Wednesday morning's commute could be messy, with wet snow falling - and possibly delaying or closing schools.

It may be spring, but winter weather isn't finished with us yet.

Snow's also mentioned in Sunday's forecast, and lows through the weekend will be near or below freezing, even in the city.

Wednesday morning, following some overnight rain, Philadelphia and Delaware County could get an inch of wet snow, with totals ranging from two inches in the nearby Pennsylvania suburbs to more than a half-foot in counties to the north and northwest.

While lawns are likely to get white, treated roads could stay mostly wet in and around the city, since temperatures will only flirt with freezing, and rain should return by noon.

Not that forecasters are ever sure.

One computer model calls for all rain in Philadelphia, while another sees scenarios that include six inches of snow or several inches of sleet, said meteorologist Anthony Gigi of the National Weather Service.

Most computer models fall in-between.

One run, though, even came up with an ice storm with a half-inch of ice. Gigi put the odds of that at "zero point zero zero 1 percent."

"That's just one you throw out because that doesn't make any sense," he said.

No computer model runs call for 65 and sunny.

Although spring snowstorms can get intense, they also tend to end quickly, Gigi said.

By the end of the morning rush, sun and warmer air should help turn the snow back to rain. "It shouldn't be much of an issue as the day goes on," he said.
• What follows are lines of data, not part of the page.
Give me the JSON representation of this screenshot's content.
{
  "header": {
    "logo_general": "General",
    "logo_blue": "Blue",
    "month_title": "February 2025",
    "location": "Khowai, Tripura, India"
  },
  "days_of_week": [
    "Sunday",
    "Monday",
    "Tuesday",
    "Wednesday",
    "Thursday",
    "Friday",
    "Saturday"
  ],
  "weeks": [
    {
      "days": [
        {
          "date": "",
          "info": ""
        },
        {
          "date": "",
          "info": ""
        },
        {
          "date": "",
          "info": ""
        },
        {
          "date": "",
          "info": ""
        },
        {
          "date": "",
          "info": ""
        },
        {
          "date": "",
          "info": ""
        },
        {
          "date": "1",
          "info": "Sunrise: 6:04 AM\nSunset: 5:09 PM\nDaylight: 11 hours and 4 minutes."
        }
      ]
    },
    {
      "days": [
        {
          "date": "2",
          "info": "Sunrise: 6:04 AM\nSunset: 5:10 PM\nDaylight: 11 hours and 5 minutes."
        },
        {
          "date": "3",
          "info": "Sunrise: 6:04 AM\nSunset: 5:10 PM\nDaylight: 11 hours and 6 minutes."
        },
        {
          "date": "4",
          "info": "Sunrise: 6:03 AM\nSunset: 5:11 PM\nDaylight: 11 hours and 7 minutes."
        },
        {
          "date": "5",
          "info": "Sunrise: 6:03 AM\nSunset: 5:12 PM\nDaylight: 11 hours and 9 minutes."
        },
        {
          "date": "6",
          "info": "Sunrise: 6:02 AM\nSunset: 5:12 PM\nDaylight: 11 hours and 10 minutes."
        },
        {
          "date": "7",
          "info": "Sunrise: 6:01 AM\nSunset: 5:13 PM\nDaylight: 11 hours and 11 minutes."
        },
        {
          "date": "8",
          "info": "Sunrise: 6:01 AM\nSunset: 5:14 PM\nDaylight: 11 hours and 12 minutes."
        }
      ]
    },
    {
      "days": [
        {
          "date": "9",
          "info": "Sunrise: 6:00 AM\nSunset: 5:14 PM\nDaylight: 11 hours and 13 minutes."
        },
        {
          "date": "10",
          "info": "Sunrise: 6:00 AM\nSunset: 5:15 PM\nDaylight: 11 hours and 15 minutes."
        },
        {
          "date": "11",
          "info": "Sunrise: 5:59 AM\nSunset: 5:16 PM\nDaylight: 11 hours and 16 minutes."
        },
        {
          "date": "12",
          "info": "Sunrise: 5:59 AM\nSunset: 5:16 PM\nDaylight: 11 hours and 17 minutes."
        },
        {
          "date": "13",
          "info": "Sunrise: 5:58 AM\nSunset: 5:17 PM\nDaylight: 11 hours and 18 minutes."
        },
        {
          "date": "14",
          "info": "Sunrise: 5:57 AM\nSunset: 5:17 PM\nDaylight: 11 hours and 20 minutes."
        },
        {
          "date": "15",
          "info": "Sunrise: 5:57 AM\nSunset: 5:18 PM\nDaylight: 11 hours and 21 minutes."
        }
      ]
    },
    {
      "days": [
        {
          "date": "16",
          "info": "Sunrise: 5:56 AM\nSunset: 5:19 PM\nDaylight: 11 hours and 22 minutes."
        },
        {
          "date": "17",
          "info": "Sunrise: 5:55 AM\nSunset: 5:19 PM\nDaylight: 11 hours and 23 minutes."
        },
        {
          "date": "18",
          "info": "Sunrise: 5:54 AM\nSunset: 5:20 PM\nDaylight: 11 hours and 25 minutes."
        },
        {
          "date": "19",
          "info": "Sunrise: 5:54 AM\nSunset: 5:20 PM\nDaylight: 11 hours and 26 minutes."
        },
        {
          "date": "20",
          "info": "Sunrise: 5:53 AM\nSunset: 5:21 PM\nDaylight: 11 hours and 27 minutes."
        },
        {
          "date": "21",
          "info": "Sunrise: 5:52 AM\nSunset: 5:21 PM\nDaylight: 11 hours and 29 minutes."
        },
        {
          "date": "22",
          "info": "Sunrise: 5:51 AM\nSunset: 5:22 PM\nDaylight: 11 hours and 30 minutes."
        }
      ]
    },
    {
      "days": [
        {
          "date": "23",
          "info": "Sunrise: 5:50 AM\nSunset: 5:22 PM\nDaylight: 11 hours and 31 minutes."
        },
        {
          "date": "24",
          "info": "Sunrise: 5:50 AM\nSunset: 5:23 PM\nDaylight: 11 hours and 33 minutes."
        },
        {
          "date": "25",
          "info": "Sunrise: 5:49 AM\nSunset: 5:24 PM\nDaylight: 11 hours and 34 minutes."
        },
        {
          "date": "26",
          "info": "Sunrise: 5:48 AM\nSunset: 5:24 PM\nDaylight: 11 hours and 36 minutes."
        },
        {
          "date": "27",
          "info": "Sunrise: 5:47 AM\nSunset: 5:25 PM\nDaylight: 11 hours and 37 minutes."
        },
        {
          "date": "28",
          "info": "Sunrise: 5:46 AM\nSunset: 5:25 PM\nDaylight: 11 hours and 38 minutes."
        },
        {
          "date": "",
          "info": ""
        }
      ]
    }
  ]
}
Winds are not expected to be a problem.

Further out in the Pennsylvania suburbs, though, snow might accumulate early on secondary roads, he said.

Totals increase substantially to the north in Pennsylvania, with a winter storm watch for Berks, Lehigh and counties further north, according to the National Weather Service.

Predicted amounts on its snowfall map range from two inches in northern Chester County and three in central and northwestern Montgomery County, to about 4-1/2 in central and northern Bucks, and more than a half-foot from Reading to the Poconos and North Jersey.

This includes snow that falls and melts, so the amounts are not the same as accumulation, or snow depth, Gigi said.

Eight inches might fall in higher elevations, according to the winter storm watch, in effect from late tonight through late Wednesday.

Camden County and northeastern Burlington County might see an inch, while the rest of South Jersey is mostly expecting rain.

After Wednesday night, skies should be dry throughout the area for several days, with highs in the mid to upper 40s.

Sunday morning, though, precipitation could return, possibly bringing some snow, even in the city, before changing to rain.

"The chance exists for accumulating snow. We're five days away, so we'll have to see," Gigi said.